On the other hand, someone was kind enough to invite me to a gig featuring Kim Cypher, who may well be the epitome of funk. And because my mother taught me to be polite I accepted and prepared to be stoic.
The gig went down on a Monday evening, not the most fortuitous of dates – in fact in Manhattan many venues are dark on Mondays with events running Tuesday through Sunday. Whilst it wouldn’t be accurate to say they were shooting elk in the balcony there were definite gaps among the auditors.
Kim and her musicians, a quartet, turned out to be accomplished musically. They kicked off the first set with a great Hoagy Carmichael ballad, The Nearness Of You. Perhaps I should have said once a ballad because Kim elected to take it at a clip more suited to another Carmichael number, Up A Lazy River.
…the audience was completely caught up in the mood, laughing, stamping and clapping in sync.
The second offering, Comes Love, was more or less right on the money tempo-wise with Kim’s vocal weaving in and out between tenor, guitar and bass solos. The only other non-original number in the first set was Blue Moon and somehow it seems permissible to take liberties with such a venerable old war-horse even if it did seem at times as if the players were improvising on five different numbers.

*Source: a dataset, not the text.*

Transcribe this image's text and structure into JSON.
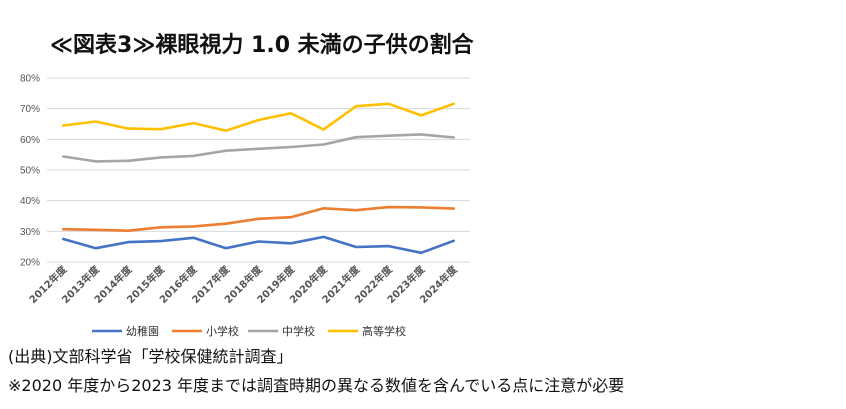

Even at this relatively early stage of the proceedings the audience was completely caught up in the mood, laughing, stamping and clapping in sync.
For me the highlight of the evening was the second set opener, another ballad by Pee Wee King, Redd Stewart and Chilton Price, You Belong To Me – a mega-hit for Jo Stafford in 1952. Ms Cypher delivered the song at the correct tempo and with feeling.
For the rest of the evening the ensemble seemed to have one joint avowed intent – to deliver more wailing than at any time since the Pequod was working out of New Bedford, an ambition in which they succeeded admirably.